The extent of testing for the disease varies from state to state, and because APHIS does not have adequate information on testing by states and industry, it cannot know the extent to which U.S. poultry is being monitored for highly pathogenic avian influenza.

"The federal government continues to push the responsibility of finding and responding to a possible outbreak of avian influenza on states," states Sen. Tom Harkin, Senate Agriculture Committee ranking member. "As a result, USDA does not have a comprehensive national plan for surveillance and monitoring of poultry flocks and states lack adequate federal resources to respond to potential avian influenza outbreaks."

In addition, the report found that APHIS does not properly document follow-up actions taken after a potential case of avian influenza is identified, nor has it issued protocols for handling potential avian influenza cases involving live bird markets or non-commercial poultry activities.

Another weakness identified is that USDA fails to provide an avian influenza response plan on how vaccines and anti-virals will be administered to animal health care workers involved in culling operations after an outbreak occurs.

In IG's management alert, it recommended that APHIS develop and implement a comprehensive AI surveillance plan and perform and document an analysis that identifies any gaps in sampling surveillance and assesses risk as a basis for determining the need for additional sampling.
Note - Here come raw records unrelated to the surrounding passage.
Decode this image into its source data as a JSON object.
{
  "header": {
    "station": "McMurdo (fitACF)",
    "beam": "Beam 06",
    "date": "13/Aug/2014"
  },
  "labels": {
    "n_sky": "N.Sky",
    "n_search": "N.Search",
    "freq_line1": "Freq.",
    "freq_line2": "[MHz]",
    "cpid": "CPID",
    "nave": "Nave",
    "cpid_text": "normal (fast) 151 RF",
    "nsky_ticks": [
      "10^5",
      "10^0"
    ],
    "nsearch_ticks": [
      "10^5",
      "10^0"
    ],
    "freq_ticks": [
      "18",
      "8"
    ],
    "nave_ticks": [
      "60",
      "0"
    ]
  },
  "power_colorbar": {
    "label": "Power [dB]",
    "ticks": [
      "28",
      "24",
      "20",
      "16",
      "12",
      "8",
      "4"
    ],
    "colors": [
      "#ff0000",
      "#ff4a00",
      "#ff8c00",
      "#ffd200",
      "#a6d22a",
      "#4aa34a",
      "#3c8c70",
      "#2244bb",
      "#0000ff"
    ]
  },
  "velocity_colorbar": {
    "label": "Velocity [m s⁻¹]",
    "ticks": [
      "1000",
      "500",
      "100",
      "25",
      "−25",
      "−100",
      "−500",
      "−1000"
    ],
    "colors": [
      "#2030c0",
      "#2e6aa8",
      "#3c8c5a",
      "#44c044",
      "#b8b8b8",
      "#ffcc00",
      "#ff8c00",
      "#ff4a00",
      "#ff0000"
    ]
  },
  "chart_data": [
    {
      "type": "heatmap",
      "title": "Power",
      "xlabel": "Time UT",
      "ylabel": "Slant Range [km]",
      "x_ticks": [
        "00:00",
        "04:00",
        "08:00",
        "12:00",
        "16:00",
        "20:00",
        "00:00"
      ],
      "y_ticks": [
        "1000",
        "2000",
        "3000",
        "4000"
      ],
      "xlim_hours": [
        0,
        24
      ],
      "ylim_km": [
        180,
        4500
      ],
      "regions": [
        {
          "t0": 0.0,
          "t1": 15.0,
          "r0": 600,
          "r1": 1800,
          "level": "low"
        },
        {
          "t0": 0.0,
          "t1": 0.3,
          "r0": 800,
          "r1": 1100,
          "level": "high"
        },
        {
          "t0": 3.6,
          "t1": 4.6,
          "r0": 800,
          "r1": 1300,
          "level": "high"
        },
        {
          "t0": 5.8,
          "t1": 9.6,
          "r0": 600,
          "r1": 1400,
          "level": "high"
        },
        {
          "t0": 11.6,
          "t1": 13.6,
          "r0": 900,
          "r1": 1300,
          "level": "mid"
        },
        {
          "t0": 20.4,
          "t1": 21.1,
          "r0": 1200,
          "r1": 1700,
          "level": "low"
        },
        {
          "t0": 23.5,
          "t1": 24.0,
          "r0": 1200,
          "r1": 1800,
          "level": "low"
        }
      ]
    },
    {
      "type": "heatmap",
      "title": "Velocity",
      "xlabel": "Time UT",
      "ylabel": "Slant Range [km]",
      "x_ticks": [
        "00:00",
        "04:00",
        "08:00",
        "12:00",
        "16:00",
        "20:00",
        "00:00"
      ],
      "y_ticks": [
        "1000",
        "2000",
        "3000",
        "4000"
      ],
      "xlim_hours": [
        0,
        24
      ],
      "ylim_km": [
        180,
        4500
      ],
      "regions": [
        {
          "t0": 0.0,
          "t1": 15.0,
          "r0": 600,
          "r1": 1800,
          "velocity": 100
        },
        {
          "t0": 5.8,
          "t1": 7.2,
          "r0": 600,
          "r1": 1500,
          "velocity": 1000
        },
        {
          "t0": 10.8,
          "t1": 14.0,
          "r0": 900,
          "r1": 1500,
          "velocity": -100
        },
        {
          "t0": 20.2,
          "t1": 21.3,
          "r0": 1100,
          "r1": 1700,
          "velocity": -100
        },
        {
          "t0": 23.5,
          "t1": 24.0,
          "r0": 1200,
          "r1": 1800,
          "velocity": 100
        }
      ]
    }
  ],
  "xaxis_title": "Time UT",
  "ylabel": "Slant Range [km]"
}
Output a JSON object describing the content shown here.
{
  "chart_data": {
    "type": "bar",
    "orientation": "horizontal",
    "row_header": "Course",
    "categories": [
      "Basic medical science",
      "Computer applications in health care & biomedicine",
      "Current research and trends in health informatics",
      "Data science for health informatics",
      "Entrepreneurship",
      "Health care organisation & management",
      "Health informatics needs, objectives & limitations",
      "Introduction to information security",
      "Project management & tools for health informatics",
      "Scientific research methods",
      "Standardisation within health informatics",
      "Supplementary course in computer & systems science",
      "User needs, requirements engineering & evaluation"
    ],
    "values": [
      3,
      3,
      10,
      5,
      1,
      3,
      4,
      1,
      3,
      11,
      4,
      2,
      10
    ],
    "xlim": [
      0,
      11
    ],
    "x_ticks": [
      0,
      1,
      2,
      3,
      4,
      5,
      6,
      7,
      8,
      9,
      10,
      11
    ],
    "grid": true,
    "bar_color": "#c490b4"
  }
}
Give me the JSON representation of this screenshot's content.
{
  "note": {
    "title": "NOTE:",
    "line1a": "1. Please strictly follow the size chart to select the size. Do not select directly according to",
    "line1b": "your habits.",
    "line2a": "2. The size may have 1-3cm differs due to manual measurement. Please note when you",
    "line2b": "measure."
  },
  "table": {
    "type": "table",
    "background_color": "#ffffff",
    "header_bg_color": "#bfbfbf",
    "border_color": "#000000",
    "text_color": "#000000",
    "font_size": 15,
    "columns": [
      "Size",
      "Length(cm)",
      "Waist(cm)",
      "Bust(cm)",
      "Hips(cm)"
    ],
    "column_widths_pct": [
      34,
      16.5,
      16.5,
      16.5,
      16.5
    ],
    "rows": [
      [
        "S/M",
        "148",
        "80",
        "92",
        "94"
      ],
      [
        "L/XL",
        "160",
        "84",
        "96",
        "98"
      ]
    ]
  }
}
In response, APHIS provided a strategy for developing a comprehensive plan. The report states APHIS should update its response to include details of how the inventory of current surveillance systems will be developed and revised timeframes for project completion.

USDA's Inspector General also recommended that APHIS needs to coordinate with the Farm Service Agency and the States to develop and formalize producer notification and action procedures when an outbreak of AI occurs, to include identification of the roles and responsibilities of personnel involved, specific timeframes for action, and linkage to the Standard Operating Procedures set forth in the Response Plan.

Funding on its way

APHIS notes that the audit was performed prior to the receipt AI supplemental funding allocated by Congress to APHIS in fiscal year 2006. APHIS states the supplemental funding is currently being used to enhance its surveillance and diagnostics, preparedness, and response and wild bird surveillance programs.

Additionally, a portion of this funding is also being used to fund international efforts designed to help prevent the spread of HPAI into the United States.

USDA's OIG report can be found online at www.usda.gov/oig/webdocs/33099-11-HY.pdf.